The analytics part is the application of statistical techniques to tease out relationships between these measures which may have been expected or, in some cases, totally unexpected. You can see the potential of putting big data together with analytics. For example, you might discover that leading indicators for regrettable turnover are high use of sick days, lack of involvement in company activities or lack of opportunities to participate in projects. With this knowledge, you could identify those at risk and intervene early to keep them from leaving.

Learning leaders could use big data to show that application and impact are lower for employees with poor supervisors who don’t reinforce learning. We already know this. But can you imagine using big data to show the importance of identifying the right target audience?

While big data is not being used much in learning today, we have been using “little data” quite effectively for some time. We routinely measure number of participants, courses, hours, costs, completion dates, participant reaction and amount learned. We measure application rates but not nearly as often as we should. Typically we do not put by-name employee measures in a database, which also has information about the supervisor, employee engagement scores and other potentially interesting measures so we end up with “little data” instead of “big data.”

We’ve also been using analytics for some time. We’ve used the intended application rate as a leading indicator of actual application for years. We also use the other “smart” questions from the post event survey as leading indicators for application and impact. Patti and Jack Phillips have helped many organizations use regression analysis to isolate the impact of learning from other factors. This effort has matured lately with the advent of organizations like Vestrics which uses general equilibrium modeling — sets of regression equations estimated simultaneously — to isolate the impact of all factors with a high degree of statistical certainty.

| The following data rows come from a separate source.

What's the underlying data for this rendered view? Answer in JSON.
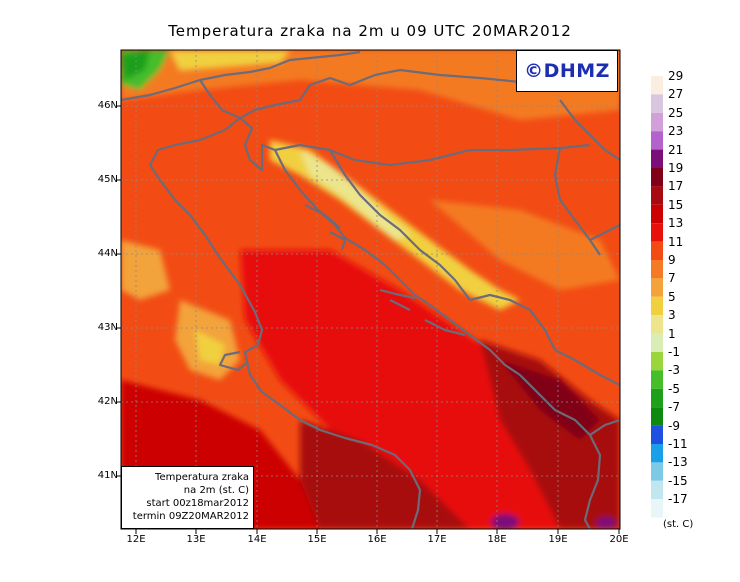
{
  "title": "Temperatura zraka na 2m u 09 UTC 20MAR2012",
  "logo": "©DHMZ",
  "info_box": {
    "line1": "Temperatura zraka",
    "line2": "na 2m (st. C)",
    "line3": "start 00z18mar2012",
    "line4": "termin 09Z20MAR2012"
  },
  "axes": {
    "lat_labels": [
      "46N",
      "45N",
      "44N",
      "43N",
      "42N",
      "41N"
    ],
    "lat_values": [
      46,
      45,
      44,
      43,
      42,
      41
    ],
    "lon_labels": [
      "12E",
      "13E",
      "14E",
      "15E",
      "16E",
      "17E",
      "18E",
      "19E",
      "20E"
    ],
    "lon_values": [
      12,
      13,
      14,
      15,
      16,
      17,
      18,
      19,
      20
    ],
    "lat_range": [
      40.3,
      46.7
    ],
    "lon_range": [
      11.7,
      20.0
    ]
  },
  "legend": {
    "unit": "(st. C)",
    "labels": [
      "29",
      "27",
      "25",
      "23",
      "21",
      "19",
      "17",
      "15",
      "13",
      "11",
      "9",
      "7",
      "5",
      "3",
      "1",
      "-1",
      "-3",
      "-5",
      "-7",
      "-9",
      "-11",
      "-13",
      "-15",
      "-17"
    ],
    "colors": [
      "#fbeee0",
      "#d9c7e0",
      "#d2a0d8",
      "#b462cc",
      "#7a0f7a",
      "#800018",
      "#a80a10",
      "#cc0000",
      "#e8100c",
      "#f24c14",
      "#f47a24",
      "#f3a33a",
      "#f1d040",
      "#ece58c",
      "#d9edb4",
      "#9ad53c",
      "#45be2a",
      "#1fa01a",
      "#0e8a10",
      "#2050e0",
      "#1aa0e6",
      "#7dc9e6",
      "#c2e6ef",
      "#e8f6f8"
    ]
  }
}
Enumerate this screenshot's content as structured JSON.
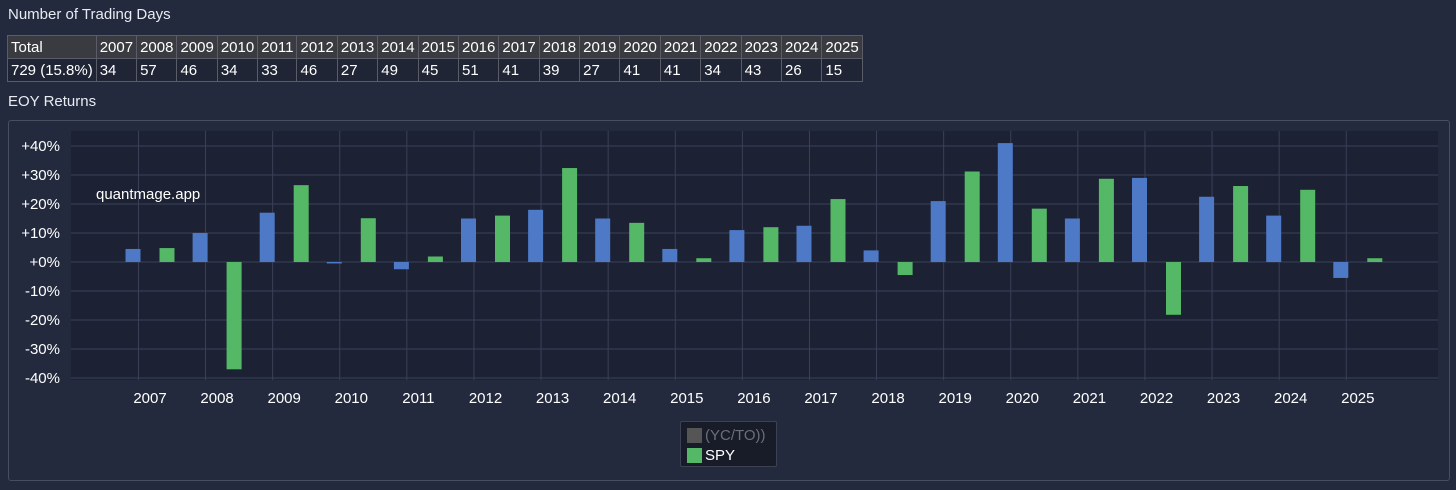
{
  "headings": {
    "trading_days": "Number of Trading Days",
    "eoy_returns": "EOY Returns"
  },
  "trading_days": {
    "header": [
      "Total",
      "2007",
      "2008",
      "2009",
      "2010",
      "2011",
      "2012",
      "2013",
      "2014",
      "2015",
      "2016",
      "2017",
      "2018",
      "2019",
      "2020",
      "2021",
      "2022",
      "2023",
      "2024",
      "2025"
    ],
    "values": [
      "729 (15.8%)",
      "34",
      "57",
      "46",
      "34",
      "33",
      "46",
      "27",
      "49",
      "45",
      "51",
      "41",
      "39",
      "27",
      "41",
      "41",
      "34",
      "43",
      "26",
      "15"
    ]
  },
  "watermark": "quantmage.app",
  "chart_data": {
    "type": "bar",
    "categories": [
      "2007",
      "2008",
      "2009",
      "2010",
      "2011",
      "2012",
      "2013",
      "2014",
      "2015",
      "2016",
      "2017",
      "2018",
      "2019",
      "2020",
      "2021",
      "2022",
      "2023",
      "2024",
      "2025"
    ],
    "series": [
      {
        "name": "(YC/TO))",
        "color": "#4e79c7",
        "values": [
          4.5,
          10,
          17,
          -0.5,
          -2.5,
          15,
          18,
          15,
          4.5,
          11,
          12.5,
          4,
          21,
          41,
          15,
          29,
          22.5,
          16,
          -5.5
        ]
      },
      {
        "name": "SPY",
        "color": "#55b866",
        "values": [
          4.8,
          -37,
          26.5,
          15.1,
          1.9,
          16,
          32.4,
          13.5,
          1.3,
          12,
          21.7,
          -4.5,
          31.2,
          18.4,
          28.7,
          -18.2,
          26.2,
          24.9,
          1.3
        ]
      }
    ],
    "ylim": [
      -40,
      45
    ],
    "yticks": [
      -40,
      -30,
      -20,
      -10,
      0,
      10,
      20,
      30,
      40
    ],
    "ytick_labels": [
      "-40%",
      "-30%",
      "-20%",
      "-10%",
      "+0%",
      "+10%",
      "+20%",
      "+30%",
      "+40%"
    ],
    "grid": true,
    "legend": {
      "position": "bottom-center",
      "entries": [
        "(YC/TO))",
        "SPY"
      ],
      "colors": [
        "#555555",
        "#55b866"
      ],
      "dimmed": [
        true,
        false
      ]
    }
  }
}
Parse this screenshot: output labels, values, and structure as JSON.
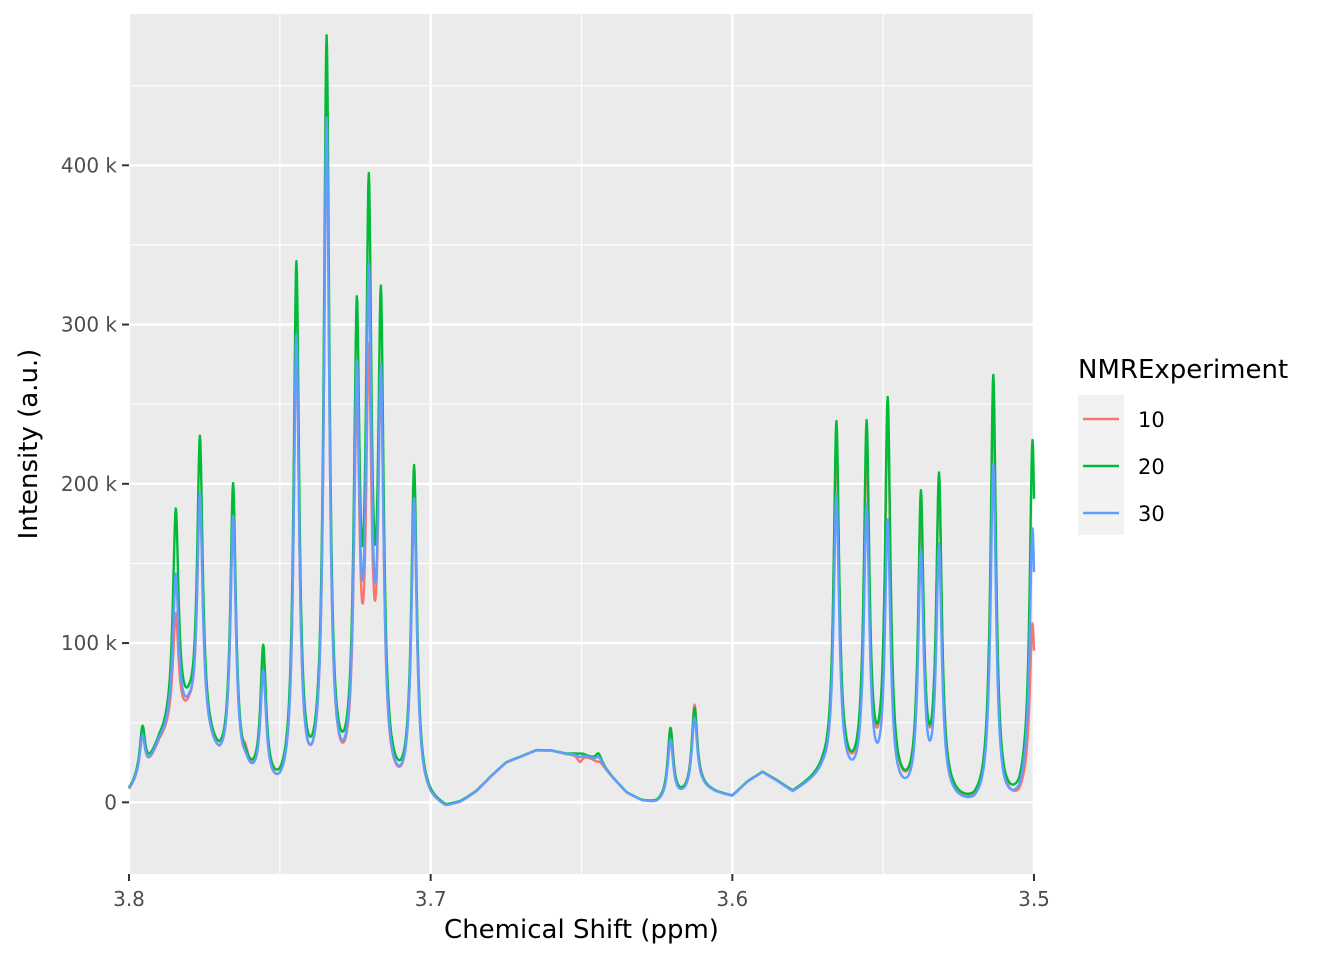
{
  "chart_data": {
    "type": "line",
    "title": "",
    "xlabel": "Chemical Shift (ppm)",
    "ylabel": "Intensity (a.u.)",
    "x_reversed": true,
    "xlim": [
      3.8,
      3.5
    ],
    "ylim": [
      -45000,
      495000
    ],
    "x_ticks": [
      {
        "value": 3.8,
        "label": "3.8"
      },
      {
        "value": 3.7,
        "label": "3.7"
      },
      {
        "value": 3.6,
        "label": "3.6"
      },
      {
        "value": 3.5,
        "label": "3.5"
      }
    ],
    "y_ticks": [
      {
        "value": 0,
        "label": "0"
      },
      {
        "value": 100000,
        "label": "100 k"
      },
      {
        "value": 200000,
        "label": "200 k"
      },
      {
        "value": 300000,
        "label": "300 k"
      },
      {
        "value": 400000,
        "label": "400 k"
      }
    ],
    "grid": true,
    "panel_background": "#ebebeb",
    "legend": {
      "title": "NMRExperiment",
      "position": "right",
      "entries": [
        {
          "label": "10",
          "color": "#F8766D"
        },
        {
          "label": "20",
          "color": "#00BA38"
        },
        {
          "label": "30",
          "color": "#619CFF"
        }
      ]
    },
    "baseline": [
      [
        3.8,
        5000
      ],
      [
        3.795,
        15000
      ],
      [
        3.79,
        35000
      ],
      [
        3.785,
        45000
      ],
      [
        3.78,
        50000
      ],
      [
        3.775,
        35000
      ],
      [
        3.77,
        20000
      ],
      [
        3.765,
        15000
      ],
      [
        3.76,
        10000
      ],
      [
        3.755,
        5000
      ],
      [
        3.75,
        0
      ],
      [
        3.745,
        0
      ],
      [
        3.74,
        0
      ],
      [
        3.735,
        0
      ],
      [
        3.73,
        0
      ],
      [
        3.72,
        0
      ],
      [
        3.71,
        0
      ],
      [
        3.705,
        3000
      ],
      [
        3.7,
        -3000
      ],
      [
        3.695,
        -6000
      ],
      [
        3.69,
        -2000
      ],
      [
        3.685,
        5000
      ],
      [
        3.68,
        15000
      ],
      [
        3.675,
        24000
      ],
      [
        3.67,
        28000
      ],
      [
        3.665,
        32000
      ],
      [
        3.66,
        32000
      ],
      [
        3.655,
        30000
      ],
      [
        3.65,
        30000
      ],
      [
        3.645,
        26000
      ],
      [
        3.64,
        15000
      ],
      [
        3.635,
        5000
      ],
      [
        3.63,
        0
      ],
      [
        3.625,
        -2000
      ],
      [
        3.62,
        0
      ],
      [
        3.615,
        3000
      ],
      [
        3.61,
        8000
      ],
      [
        3.605,
        5000
      ],
      [
        3.6,
        3000
      ],
      [
        3.595,
        12000
      ],
      [
        3.59,
        18000
      ],
      [
        3.585,
        12000
      ],
      [
        3.58,
        5000
      ],
      [
        3.575,
        10000
      ],
      [
        3.57,
        15000
      ],
      [
        3.565,
        12000
      ],
      [
        3.56,
        8000
      ],
      [
        3.555,
        5000
      ],
      [
        3.55,
        3000
      ],
      [
        3.545,
        0
      ],
      [
        3.54,
        -2000
      ],
      [
        3.535,
        0
      ],
      [
        3.53,
        0
      ],
      [
        3.525,
        -3000
      ],
      [
        3.52,
        -5000
      ],
      [
        3.515,
        -3000
      ],
      [
        3.51,
        -5000
      ],
      [
        3.505,
        -3000
      ],
      [
        3.5,
        10000
      ]
    ],
    "series": [
      {
        "name": "10",
        "color": "#F8766D",
        "peaks": [
          [
            3.7955,
            40000
          ],
          [
            3.7845,
            115000
          ],
          [
            3.7765,
            190000
          ],
          [
            3.7655,
            175000
          ],
          [
            3.7615,
            20000
          ],
          [
            3.7555,
            80000
          ],
          [
            3.7445,
            285000
          ],
          [
            3.7345,
            420000
          ],
          [
            3.7245,
            230000
          ],
          [
            3.7205,
            250000
          ],
          [
            3.7165,
            245000
          ],
          [
            3.7055,
            185000
          ],
          [
            3.6505,
            25000
          ],
          [
            3.6445,
            25000
          ],
          [
            3.6205,
            45000
          ],
          [
            3.6125,
            60000
          ],
          [
            3.5655,
            225000
          ],
          [
            3.5555,
            215000
          ],
          [
            3.5485,
            235000
          ],
          [
            3.5375,
            175000
          ],
          [
            3.5315,
            195000
          ],
          [
            3.5135,
            250000
          ],
          [
            3.5005,
            110000
          ]
        ]
      },
      {
        "name": "20",
        "color": "#00BA38",
        "peaks": [
          [
            3.7955,
            45000
          ],
          [
            3.7845,
            180000
          ],
          [
            3.7765,
            225000
          ],
          [
            3.7655,
            195000
          ],
          [
            3.7615,
            15000
          ],
          [
            3.7555,
            90000
          ],
          [
            3.7445,
            330000
          ],
          [
            3.7345,
            470000
          ],
          [
            3.7245,
            280000
          ],
          [
            3.7205,
            350000
          ],
          [
            3.7165,
            290000
          ],
          [
            3.7055,
            205000
          ],
          [
            3.6505,
            30000
          ],
          [
            3.6445,
            30000
          ],
          [
            3.6205,
            45000
          ],
          [
            3.6125,
            58000
          ],
          [
            3.5655,
            235000
          ],
          [
            3.5555,
            230000
          ],
          [
            3.5485,
            245000
          ],
          [
            3.5375,
            185000
          ],
          [
            3.5315,
            198000
          ],
          [
            3.5135,
            265000
          ],
          [
            3.5005,
            225000
          ]
        ]
      },
      {
        "name": "30",
        "color": "#619CFF",
        "peaks": [
          [
            3.7955,
            40000
          ],
          [
            3.7845,
            140000
          ],
          [
            3.7765,
            190000
          ],
          [
            3.7655,
            175000
          ],
          [
            3.7615,
            15000
          ],
          [
            3.7555,
            75000
          ],
          [
            3.7445,
            285000
          ],
          [
            3.7345,
            420000
          ],
          [
            3.7245,
            245000
          ],
          [
            3.7205,
            300000
          ],
          [
            3.7165,
            245000
          ],
          [
            3.7055,
            185000
          ],
          [
            3.6505,
            28000
          ],
          [
            3.6445,
            28000
          ],
          [
            3.6205,
            38000
          ],
          [
            3.6125,
            52000
          ],
          [
            3.5655,
            190000
          ],
          [
            3.5555,
            180000
          ],
          [
            3.5485,
            170000
          ],
          [
            3.5375,
            150000
          ],
          [
            3.5315,
            155000
          ],
          [
            3.5135,
            210000
          ],
          [
            3.5005,
            170000
          ]
        ]
      }
    ]
  }
}
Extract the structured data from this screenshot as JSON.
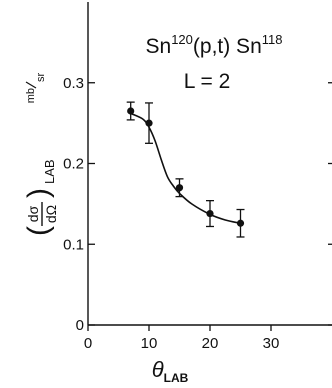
{
  "chart_data": {
    "type": "scatter",
    "title_line1": {
      "pre": "Sn",
      "a1": "120",
      "mid": "(p,t) Sn",
      "a2": "118"
    },
    "title_line2": "L = 2",
    "xlabel": {
      "main": "θ",
      "sub": "LAB"
    },
    "ylabel": {
      "num": "dσ",
      "den": "dΩ",
      "sub": "LAB",
      "unit_num": "mb",
      "unit_den": "sr"
    },
    "xlim": [
      0,
      40
    ],
    "ylim": [
      0,
      0.4
    ],
    "xticks": [
      {
        "value": 0,
        "label": "0"
      },
      {
        "value": 10,
        "label": "10"
      },
      {
        "value": 20,
        "label": "20"
      },
      {
        "value": 30,
        "label": "30"
      }
    ],
    "yticks": [
      {
        "value": 0,
        "label": "0"
      },
      {
        "value": 0.1,
        "label": "0.1"
      },
      {
        "value": 0.2,
        "label": "0.2"
      },
      {
        "value": 0.3,
        "label": "0.3"
      }
    ],
    "series": [
      {
        "x": [
          7,
          10,
          15,
          20,
          25
        ],
        "y": [
          0.265,
          0.25,
          0.17,
          0.138,
          0.126
        ],
        "yerr": [
          0.011,
          0.025,
          0.011,
          0.016,
          0.017
        ]
      }
    ],
    "curve": {
      "x": [
        7,
        9,
        10,
        11,
        12,
        13,
        14,
        15,
        17,
        20,
        22.5,
        25
      ],
      "y": [
        0.262,
        0.255,
        0.245,
        0.228,
        0.205,
        0.184,
        0.172,
        0.163,
        0.15,
        0.137,
        0.13,
        0.126
      ]
    },
    "color": "#111111"
  }
}
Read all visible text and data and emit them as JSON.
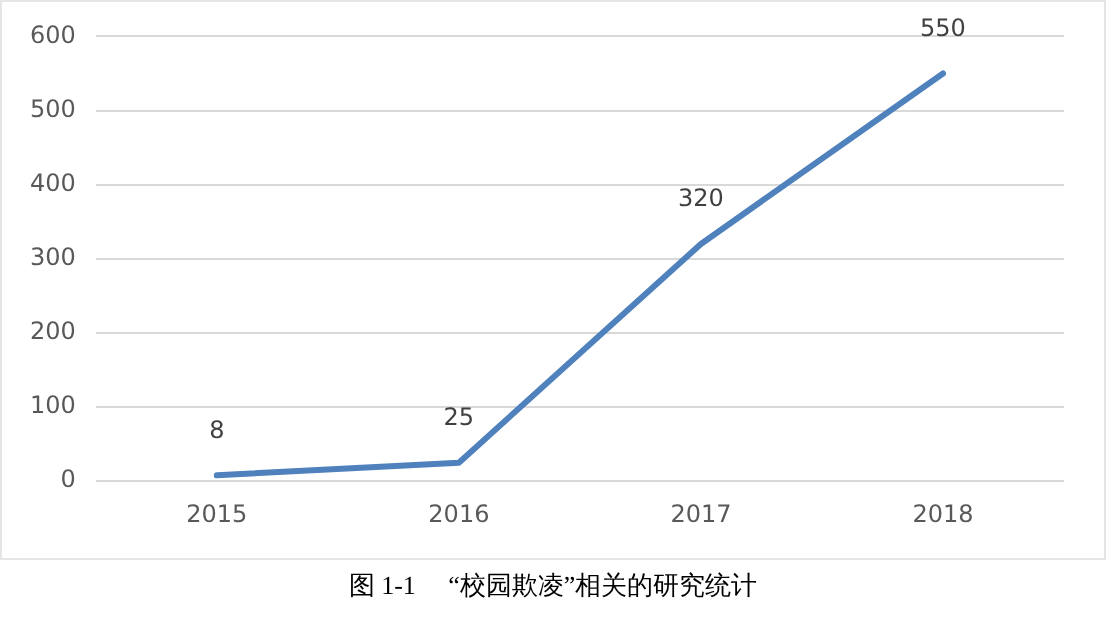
{
  "chart_data": {
    "type": "line",
    "categories": [
      "2015",
      "2016",
      "2017",
      "2018"
    ],
    "values": [
      8,
      25,
      320,
      550
    ],
    "color": "#4f81bd",
    "ylim": [
      0,
      600
    ],
    "yticks": [
      0,
      100,
      200,
      300,
      400,
      500,
      600
    ],
    "grid": "y",
    "legend": false,
    "marker": "none",
    "line_style": "solid",
    "data_labels": true,
    "annotations": [
      "图 1-1　 “校园欺凌”相关的研究统计"
    ]
  }
}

So, analytics, including high-level analytics, does have a place in L&D. We have not made extensive use of analytics, but we have used leading indicators for years, and some are using regression to isolate the impact of learning. The lack of application to L&D currently reflects our relative maturity. We have a better understanding of the basic relationships among measures than our colleagues in talent acquisition or total rewards because we have been measuring longer, thus there is not as compelling a case to try to discover new relationships. That said, there are opportunities especially in terms of isolating the impact of learning and demonstrating to nonbelievers the power of strong sponsorship and reinforcement.